災害向け浄水器の選び方|できること・できないことを先に知る

浄水器は「水を作る魔法」ではなく、条件が合えば助けになる“補助”。在宅避難で後悔しないために、浄水器でできること/難しいこと、選ぶ基準(除去対象・容量・手入れ)を整理します。

浄水器:災害向けの見方

浄水器は、災害の備えとして気になりますよね。

ただ、最初に知っておきたいのはこれです。

浄水器は「水を何でも飲めるようにする道具」ではなく、条件が合えば助けになる“補助”です。

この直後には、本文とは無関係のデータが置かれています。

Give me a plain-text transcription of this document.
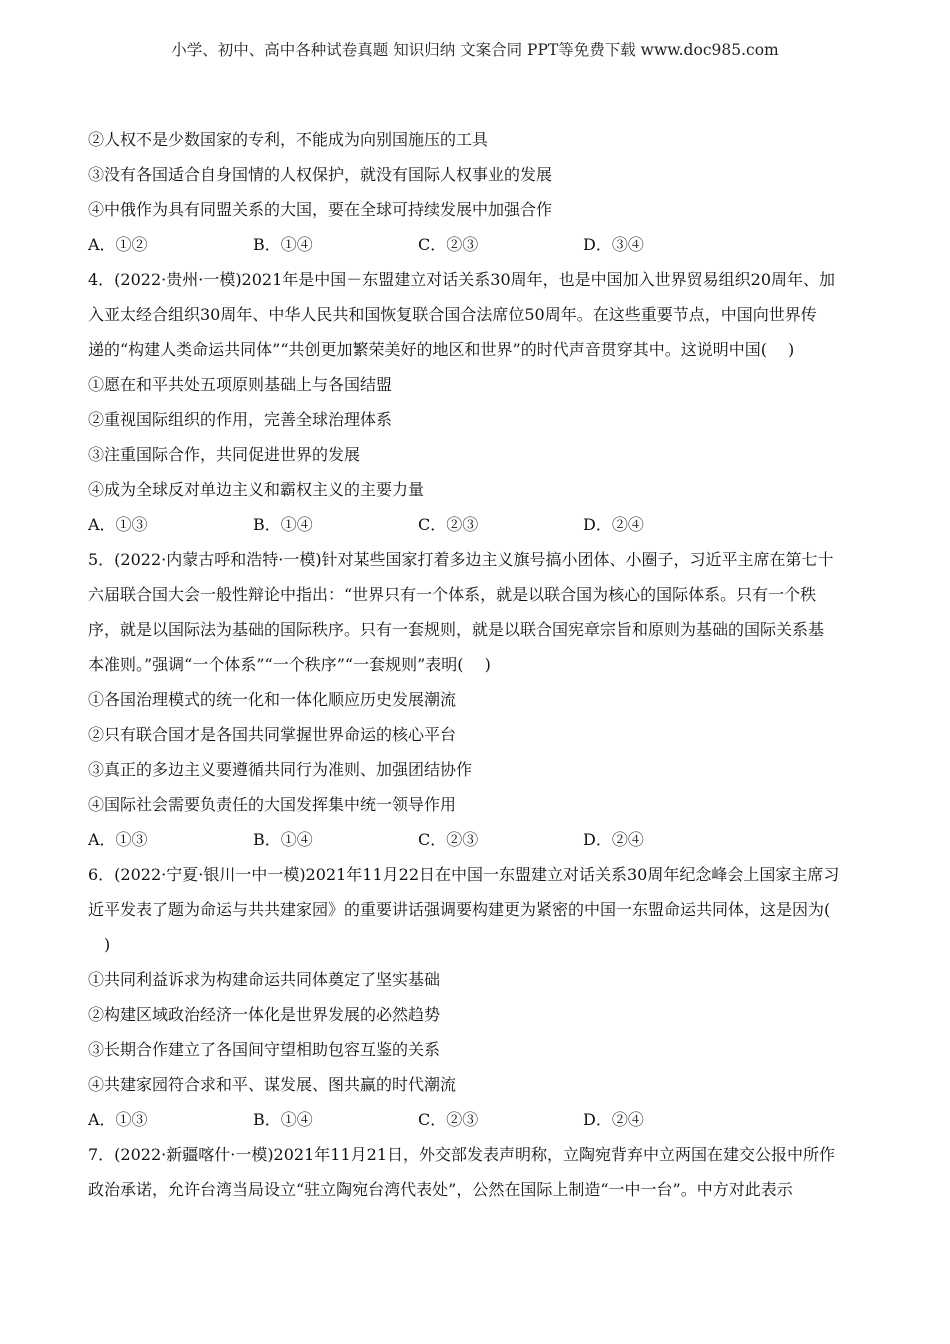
小学、初中、高中各种试卷真题 知识归纳 文案合同 PPT等免费下载 www.doc985.com
②人权不是少数国家的专利，不能成为向别国施压的工具
③没有各国适合自身国情的人权保护，就没有国际人权事业的发展
④中俄作为具有同盟关系的大国，要在全球可持续发展中加强合作
A．①②	B．①④	C．②③	D．③④
4．(2022·贵州·一模)2021年是中国－东盟建立对话关系30周年，也是中国加入世界贸易组织20周年、加
入亚太经合组织30周年、中华人民共和国恢复联合国合法席位50周年。在这些重要节点，中国向世界传
递的“构建人类命运共同体”“共创更加繁荣美好的地区和世界”的时代声音贯穿其中。这说明中国(　 )
①愿在和平共处五项原则基础上与各国结盟
②重视国际组织的作用，完善全球治理体系
③注重国际合作，共同促进世界的发展
④成为全球反对单边主义和霸权主义的主要力量
A．①③	B．①④	C．②③	D．②④
5．(2022·内蒙古呼和浩特·一模)针对某些国家打着多边主义旗号搞小团体、小圈子，习近平主席在第七十
六届联合国大会一般性辩论中指出：“世界只有一个体系，就是以联合国为核心的国际体系。只有一个秩
序，就是以国际法为基础的国际秩序。只有一套规则，就是以联合国宪章宗旨和原则为基础的国际关系基
本准则。”强调“一个体系”“一个秩序”“一套规则”表明(　 )
①各国治理模式的统一化和一体化顺应历史发展潮流
②只有联合国才是各国共同掌握世界命运的核心平台
③真正的多边主义要遵循共同行为准则、加强团结协作
④国际社会需要负责任的大国发挥集中统一领导作用
A．①③	B．①④	C．②③	D．②④
6．(2022·宁夏·银川一中一模)2021年11月22日在中国一东盟建立对话关系30周年纪念峰会上国家主席习
近平发表了题为命运与共共建家园》的重要讲话强调要构建更为紧密的中国一东盟命运共同体，这是因为(
)
①共同利益诉求为构建命运共同体奠定了坚实基础
②构建区域政治经济一体化是世界发展的必然趋势
③长期合作建立了各国间守望相助包容互鉴的关系
④共建家园符合求和平、谋发展、图共赢的时代潮流
A．①③	B．①④	C．②③	D．②④
7．(2022·新疆喀什·一模)2021年11月21日，外交部发表声明称，立陶宛背弃中立两国在建交公报中所作
政治承诺，允许台湾当局设立“驻立陶宛台湾代表处”，公然在国际上制造“一中一台”。中方对此表示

ここを知らずに買うと、期待と現実がズレて不安が増えやすいので、先に「できること・できないこと」を整理します。

この記事の結論(災害向けの見方)

  • まず備蓄水が優先(浄水器は補助)
  • 浄水器は除去できるものがタイプで違う(ここが最重要)
  • 選ぶときは①想定する水 ②除去対象 ③容量 ④手入れで決める

先に結論:浄水器より「飲む水の備蓄」が土台

災害時、いちばん安全に飲めるのは、最初から飲める状態で置いてある水です。

浄水器は、

  • 備蓄水が減ってきた
  • 給水が不安定
  • 生活が長引いた

こういうときに「助けになる可能性がある」道具です。

なので、まずは飲む水の備蓄を作って、その上で浄水器を考える順が安心です。

浄水器で「できること」と「難しいこと」

できること(タイプが合えば期待できる)

  • 濁りを減らす(ゴミや粒を取りやすい)
  • 味やにおいを改善(活性炭が入るタイプなど)
  • 細菌や原虫を減らす(アウトドア系のフィルターで得意なものが多い)

難しいこと(製品差が大きく、期待しすぎない)

  • ウイルスの対策(対応できる製品は限られる)
  • 化学物質の広い範囲への対応(万能ではない)
  • ひどく汚れた水を安全にする(前処理が必要になることが多い)

ここはとても大事なので、購入前に「この製品は何を対象にしているか」を必ず見てください。

災害向けに選ぶ4つの基準

基準①:どんな水を想定するか(ここから逆算)

想定が違うと、選ぶべき浄水器が変わります。

  • 給水・ペットボトル中心(補助として使う)
  • 風呂水・雨水などを「生活用水」に回したい
  • 川や池など“野外の水”を想定する

在宅避難で現実的なのは、まず給水や備蓄を基本にして、補助として使う考え方です。

基準②:除去対象(フィルターの得意・不得意)

浄水器は、タイプによって得意分野が違います。

ざっくりした見方(目安)

  • 中空糸・フィルター系:濁り・細菌・原虫などに強いことが多い
  • 活性炭:味・においの改善に寄りやすい
  • 薬剤・煮沸:条件次第で対象を広げられるが、手間が増える

製品ごとに仕様が違うので、最終的には「説明書や仕様に書かれている除去対象」を確認してください。

基準③:容量(何リットル処理できるか)

災害では「一回使えた」より、「続けて使える」ほうが大事です。

見るポイントは、

  • フィルターの寿命(何Lまで)
  • 交換のしやすさ(予備を持てるか)
  • 処理スピード(家族が多いと待ち時間が増える)

家族構成に合わせて、無理のない量かどうかを見ておくと安心です。

基準④:手入れ(疲れているときに続けられるか)

災害時は、細かい作業がつらくなります。

だから「手入れが簡単か」はかなり重要です。

  • 洗える/逆洗できる(目詰まり対応が分かりやすい)
  • 部品が少ない(紛失しにくい)
  • 濡れたまま保管しても大丈夫か(説明書の指示が明確)

使う前に知っておくと安心:前処理の考え方

水が濁っているときは、いきなり浄水器に通すより、まず簡単に整えると使いやすくなります。

簡単にできること

  • しばらく置いて、沈殿させる(上澄みを使う)
  • 布やキッチンペーパーなどで、目に見えるゴミを減らす
  • 浄水器は説明書の手順どおりに使う(独自判断を減らす)

「安全性」は水質や製品で変わるので、最終的には製品の案内を優先してください。

迷ったら:浄水器は“安心の補助”として持つ

在宅避難では、まず備蓄水と給水で生活を成立させるのが土台です。

その上で浄水器を選ぶなら、

想定する水 → 除去対象 → 容量 → 手入れの順で見ると、迷いが減ります。